Troisièmement, Bruce Bégout s’affranchit de l’écologie, ou plutôt d’une certaine écologie, celle qui remonte à la révolution scientifique des Lumières. Il dénonce la manie taxonomique qui ordonne le réel et le visible pour déterminer des êtres depuis une nature stable et identifier les interactions et les échanges. Cette science aurait tourné le dos aux ambiances naturelles que découvrait au même moment le mouvement romantique à travers, par exemple, les représentations du sublime océanique ou montagnard. Elle aurait alors raté la découverte de la nature propre des ambiances, un peu à la manière dont, à un moment de la Renaissance, le perspectiviste Piero della Francesca rationalise, avec sa règle et son compas, l’ordre du visible et ferme la voie ouverte vers l’ambiance d’un Giotto, maître des juxtapositions polytopiques et des agencements de formes signifiantes multicolores, multidimensionnelles, multi-temporelles.
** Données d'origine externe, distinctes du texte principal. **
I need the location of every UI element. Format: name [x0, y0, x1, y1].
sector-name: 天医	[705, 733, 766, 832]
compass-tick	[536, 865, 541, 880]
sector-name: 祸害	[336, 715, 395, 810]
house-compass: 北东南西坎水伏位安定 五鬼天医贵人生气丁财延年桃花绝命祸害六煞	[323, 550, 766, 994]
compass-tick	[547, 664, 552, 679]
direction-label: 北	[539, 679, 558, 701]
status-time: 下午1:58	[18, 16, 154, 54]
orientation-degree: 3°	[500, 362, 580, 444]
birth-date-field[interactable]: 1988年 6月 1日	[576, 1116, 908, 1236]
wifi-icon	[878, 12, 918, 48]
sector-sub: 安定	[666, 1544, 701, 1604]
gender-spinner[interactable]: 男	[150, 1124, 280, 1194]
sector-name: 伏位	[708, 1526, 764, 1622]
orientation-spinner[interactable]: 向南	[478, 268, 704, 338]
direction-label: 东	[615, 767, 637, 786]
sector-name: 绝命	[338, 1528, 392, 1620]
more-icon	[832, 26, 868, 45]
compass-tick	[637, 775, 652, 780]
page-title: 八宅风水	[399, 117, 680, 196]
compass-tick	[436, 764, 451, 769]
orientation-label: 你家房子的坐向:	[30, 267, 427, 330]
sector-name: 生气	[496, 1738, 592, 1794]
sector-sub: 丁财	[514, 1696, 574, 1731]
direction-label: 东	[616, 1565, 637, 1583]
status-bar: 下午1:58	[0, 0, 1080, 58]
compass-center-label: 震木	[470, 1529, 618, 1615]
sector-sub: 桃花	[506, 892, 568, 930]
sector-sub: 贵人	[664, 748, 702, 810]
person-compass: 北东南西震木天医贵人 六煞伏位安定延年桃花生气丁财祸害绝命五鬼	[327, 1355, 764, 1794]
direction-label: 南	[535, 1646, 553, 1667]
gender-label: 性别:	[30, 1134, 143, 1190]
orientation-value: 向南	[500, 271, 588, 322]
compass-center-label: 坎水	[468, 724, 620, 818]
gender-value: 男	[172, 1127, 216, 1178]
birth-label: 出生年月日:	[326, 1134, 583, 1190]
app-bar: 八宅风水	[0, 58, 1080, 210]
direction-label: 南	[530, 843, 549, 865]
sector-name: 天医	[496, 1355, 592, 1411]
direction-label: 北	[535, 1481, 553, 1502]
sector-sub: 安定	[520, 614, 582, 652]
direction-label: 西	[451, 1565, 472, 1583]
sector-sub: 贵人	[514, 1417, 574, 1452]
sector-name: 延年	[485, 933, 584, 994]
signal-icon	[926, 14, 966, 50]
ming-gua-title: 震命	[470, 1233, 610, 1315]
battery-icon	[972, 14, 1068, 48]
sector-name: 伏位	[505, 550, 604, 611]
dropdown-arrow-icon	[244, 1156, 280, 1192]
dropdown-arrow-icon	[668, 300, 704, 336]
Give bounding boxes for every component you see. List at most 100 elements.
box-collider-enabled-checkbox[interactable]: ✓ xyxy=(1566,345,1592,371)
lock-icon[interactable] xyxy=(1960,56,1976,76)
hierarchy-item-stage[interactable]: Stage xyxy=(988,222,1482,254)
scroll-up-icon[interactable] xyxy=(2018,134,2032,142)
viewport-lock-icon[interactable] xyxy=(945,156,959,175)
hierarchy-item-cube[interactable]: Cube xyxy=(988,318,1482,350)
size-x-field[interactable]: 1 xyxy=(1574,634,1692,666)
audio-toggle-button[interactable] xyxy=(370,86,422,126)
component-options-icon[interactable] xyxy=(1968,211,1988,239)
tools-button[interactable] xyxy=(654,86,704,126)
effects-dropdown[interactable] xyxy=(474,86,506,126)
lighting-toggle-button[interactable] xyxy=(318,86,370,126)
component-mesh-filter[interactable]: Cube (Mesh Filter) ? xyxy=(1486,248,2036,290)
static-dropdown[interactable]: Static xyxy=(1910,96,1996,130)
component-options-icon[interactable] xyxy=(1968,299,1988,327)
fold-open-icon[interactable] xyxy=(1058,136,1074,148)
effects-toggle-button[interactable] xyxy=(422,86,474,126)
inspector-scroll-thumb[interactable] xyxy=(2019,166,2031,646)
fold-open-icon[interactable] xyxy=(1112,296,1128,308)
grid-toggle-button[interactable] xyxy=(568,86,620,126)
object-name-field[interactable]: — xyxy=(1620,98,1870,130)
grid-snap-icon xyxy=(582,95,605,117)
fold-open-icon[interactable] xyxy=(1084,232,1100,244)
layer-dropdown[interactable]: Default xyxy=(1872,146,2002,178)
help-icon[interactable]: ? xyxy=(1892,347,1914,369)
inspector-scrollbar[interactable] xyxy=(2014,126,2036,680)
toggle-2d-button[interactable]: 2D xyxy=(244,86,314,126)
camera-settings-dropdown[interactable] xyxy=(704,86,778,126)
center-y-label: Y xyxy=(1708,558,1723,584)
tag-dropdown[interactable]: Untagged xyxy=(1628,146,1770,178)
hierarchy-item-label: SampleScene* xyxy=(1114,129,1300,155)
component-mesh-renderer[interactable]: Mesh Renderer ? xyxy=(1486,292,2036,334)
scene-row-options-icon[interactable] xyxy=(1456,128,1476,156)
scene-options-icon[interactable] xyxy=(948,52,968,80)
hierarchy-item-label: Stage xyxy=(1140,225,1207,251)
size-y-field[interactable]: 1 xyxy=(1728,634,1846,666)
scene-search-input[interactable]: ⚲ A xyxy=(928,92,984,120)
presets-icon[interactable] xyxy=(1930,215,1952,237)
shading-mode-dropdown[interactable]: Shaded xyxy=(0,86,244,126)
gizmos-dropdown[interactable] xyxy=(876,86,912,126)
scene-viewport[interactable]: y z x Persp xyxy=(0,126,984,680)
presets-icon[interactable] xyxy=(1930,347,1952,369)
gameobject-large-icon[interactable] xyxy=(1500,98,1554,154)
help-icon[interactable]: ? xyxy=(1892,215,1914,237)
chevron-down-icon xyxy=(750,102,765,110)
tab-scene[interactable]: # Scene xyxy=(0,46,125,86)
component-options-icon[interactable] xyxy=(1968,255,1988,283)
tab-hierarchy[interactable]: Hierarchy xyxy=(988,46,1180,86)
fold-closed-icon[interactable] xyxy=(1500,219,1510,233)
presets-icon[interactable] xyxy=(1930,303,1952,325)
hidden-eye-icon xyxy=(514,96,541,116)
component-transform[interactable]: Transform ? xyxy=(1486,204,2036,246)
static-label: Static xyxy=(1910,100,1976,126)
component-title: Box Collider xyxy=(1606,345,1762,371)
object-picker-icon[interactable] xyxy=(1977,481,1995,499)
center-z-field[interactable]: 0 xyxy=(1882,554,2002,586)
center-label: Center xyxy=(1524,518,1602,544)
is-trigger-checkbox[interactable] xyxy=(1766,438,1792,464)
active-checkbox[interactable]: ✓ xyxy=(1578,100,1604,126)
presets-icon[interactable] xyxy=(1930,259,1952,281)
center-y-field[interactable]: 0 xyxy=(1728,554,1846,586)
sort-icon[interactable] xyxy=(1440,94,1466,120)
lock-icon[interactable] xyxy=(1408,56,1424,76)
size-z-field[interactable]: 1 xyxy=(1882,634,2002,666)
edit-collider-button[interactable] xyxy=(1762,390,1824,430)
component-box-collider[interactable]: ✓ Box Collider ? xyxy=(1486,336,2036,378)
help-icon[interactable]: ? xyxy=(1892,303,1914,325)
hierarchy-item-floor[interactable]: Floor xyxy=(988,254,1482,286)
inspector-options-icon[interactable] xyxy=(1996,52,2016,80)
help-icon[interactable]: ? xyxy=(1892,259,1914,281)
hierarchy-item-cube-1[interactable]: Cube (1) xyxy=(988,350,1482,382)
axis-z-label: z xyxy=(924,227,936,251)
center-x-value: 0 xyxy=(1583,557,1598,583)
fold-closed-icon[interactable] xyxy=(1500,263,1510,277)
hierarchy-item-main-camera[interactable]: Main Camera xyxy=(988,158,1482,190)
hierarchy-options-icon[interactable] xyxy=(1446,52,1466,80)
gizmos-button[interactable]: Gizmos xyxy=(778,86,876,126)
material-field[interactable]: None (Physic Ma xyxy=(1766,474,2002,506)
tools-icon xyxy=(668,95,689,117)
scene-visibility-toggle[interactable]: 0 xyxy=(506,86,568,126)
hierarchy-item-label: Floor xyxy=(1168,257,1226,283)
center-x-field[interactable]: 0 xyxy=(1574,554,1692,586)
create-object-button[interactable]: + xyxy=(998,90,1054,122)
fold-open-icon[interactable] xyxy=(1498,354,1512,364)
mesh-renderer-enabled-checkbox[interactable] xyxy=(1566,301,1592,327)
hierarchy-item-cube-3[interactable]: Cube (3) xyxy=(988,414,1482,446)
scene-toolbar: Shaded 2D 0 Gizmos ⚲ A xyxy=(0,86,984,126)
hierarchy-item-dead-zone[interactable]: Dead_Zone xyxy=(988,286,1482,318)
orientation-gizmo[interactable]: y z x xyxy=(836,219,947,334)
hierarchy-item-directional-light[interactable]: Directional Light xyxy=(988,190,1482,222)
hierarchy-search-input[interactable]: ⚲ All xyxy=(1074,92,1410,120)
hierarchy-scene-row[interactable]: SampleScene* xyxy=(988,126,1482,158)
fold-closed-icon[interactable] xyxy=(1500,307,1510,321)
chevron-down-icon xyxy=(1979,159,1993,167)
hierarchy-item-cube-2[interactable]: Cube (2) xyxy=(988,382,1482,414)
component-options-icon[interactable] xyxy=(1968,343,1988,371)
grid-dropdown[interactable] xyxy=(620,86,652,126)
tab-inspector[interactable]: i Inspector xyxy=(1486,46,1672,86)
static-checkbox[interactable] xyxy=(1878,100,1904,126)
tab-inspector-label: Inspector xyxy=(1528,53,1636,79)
Il paraît fort restrictif de consigner les écologues dans un positivisme étroit. L’ambiance n’aurait-elle pas déjà contaminé ces derniers ? Quelques indices le laissent croire. Avec la vogue actuelle des concepts d’adaptation, de résilience, il semble que les naturalistes soient parfaitement libérés du déterminisme et plus prêts qu’auparavant à saisir le vivant par ses fluctuations d’état et de condition. Quant aux écologistes, une part grandissante d’entre eux semblent gagnés par le mélange entre connaissance rationnelle et affects. Feront-ils de l’ambiance une porte d’entrée dans la pratique du rapport rapproché à la nature ? Bruce Bégout note l’avènement (ou est-ce le retour) d’une pensée « pathique » de l’ambiance. Il s’intéresse à la mutation des formes et des supports de l’écologie populaire entre le tournant du siècle et aujourd’hui. Il oppose la posture de Yann Arthus-Bertrand, qui, dans la Terre vue du Ciel (1999), offrait du monde une production scopique, esthétisée, produite à distance par de multiples dispositifs techniques (hélicoptères, prises de vue photographiques élaborées, etc) et la prose immersive de l’ingénieur forestier de Rhénanie-Palatinat, Peter Wohlleben, qui dessine plus récemment une morale anti-urbaine toute immergée depuis le milieu, le dedans, le dessous des arbres (La vie secrète des arbres, 2015).
Au total, ce travail offre un large tour d’horizon du cheminement intellectuel d’un phénoménologue qui n’a pas oublié ses tous premiers travaux sur la philosophie des Lumières à l’articulation entre physiologie et psychologie (cf La vie intérieure, sous-titre de l’ouvrage qu’il a consacré à Maine de Biran en 1995). Sa météorologie des affects constitue bien un champ d’exploration où la philosophie, autant que les sciences sociales, ont toute leur place.